Guest

Ali Smith is a Scottish author, playwright, academic and journalist who has extensively written both short stories, fictions, and plays, including Hotel World (2002); Girl Meets Boy: The Myth of Iphis (The Myths) (2009); There But For The: A Novel (2012). "She is at the forefront of the literary realm and like Dickens, Smith’s novels speak of the time and comment on current political climates. They are experimental, with winding passages of prose that sometimes slips into poetry" (H. Kennedy). Her books have won and been shortlisted for many awards. Her recent publications include How To Be Both (2014), winner of the Goldsmiths and Baileys Prize and the Costa Book Award for Best Novel; a collection of short stories, Public Library (2015), and as part of  the Seasonal Quartet, a series of stand-alone novels, separate but interconnected (as the seasons are), wide-ranging in timescale and light-footed through histories: Autumn (2016), Winter (2017), and Spring (2019).
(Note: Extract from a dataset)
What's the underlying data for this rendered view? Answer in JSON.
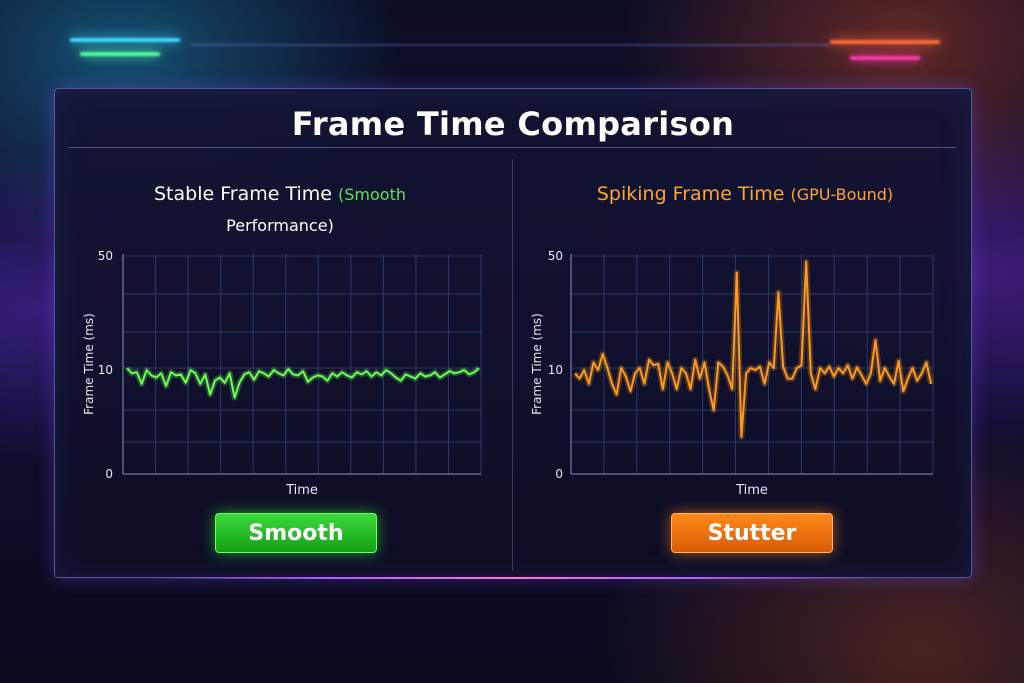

Like Smith's earlier novels Hotel World (2001), The Accidental (2005) and How to Be Both, (2014), Autumn was shortlisted for the Man Booker Prize.

ICATA 2019 Presentation: Her novel How to be both (Penguin, 2014, Italian Edition L’una e l’Altra, BIGSUR Edizioni, 2016) will be the key-element in her participation at the ICATA 8th Conference in Ferrara where she will read and converse on-stage about the novel. The story is told from two perspectives: those of George, a 16-year-old girl living in contemporary Cambridge, and Francesco del Cossa, an Italian renaissance artist from Ferrara (Ferrara, 1436 – Bologna, 1478) responsible for painting a series of frescoes in the 'Hall of the Months' at the Palazzo Schifanoia (translated as the 'Palace of Not Being Bored' in the novel) in Ferrara, Italy.

How to Be Both "is an eloquent challenge to the binary notions governing our existence. [...] Smith's characters revel in surprising us – George has a boy's name but is a girl whose sexuality is only just being explored; Francesco is born a girl but binds her chest and lives as a man. When Francesco is taken to a brothel by a male friend, the artist declines to sleep with the prostitute but draws her instead. When, centuries later, George and her mother study del Cossa's frescoes they cannot tell who is male and who is female. In the end, they decide it doesn't matter. And when Francesco sees George for the first time, she assumes George is a boy, only to discover later that she had been mistaken."

The book has been shortlisted for the 2014 Man Booker Prize, the 2015 Baileys Women's Prize for Fiction (winner), and the Folio Prize. It was the winner of the 2014 Goldsmiths Prize and of the Novel Award in the 2014 Costa Book Awards.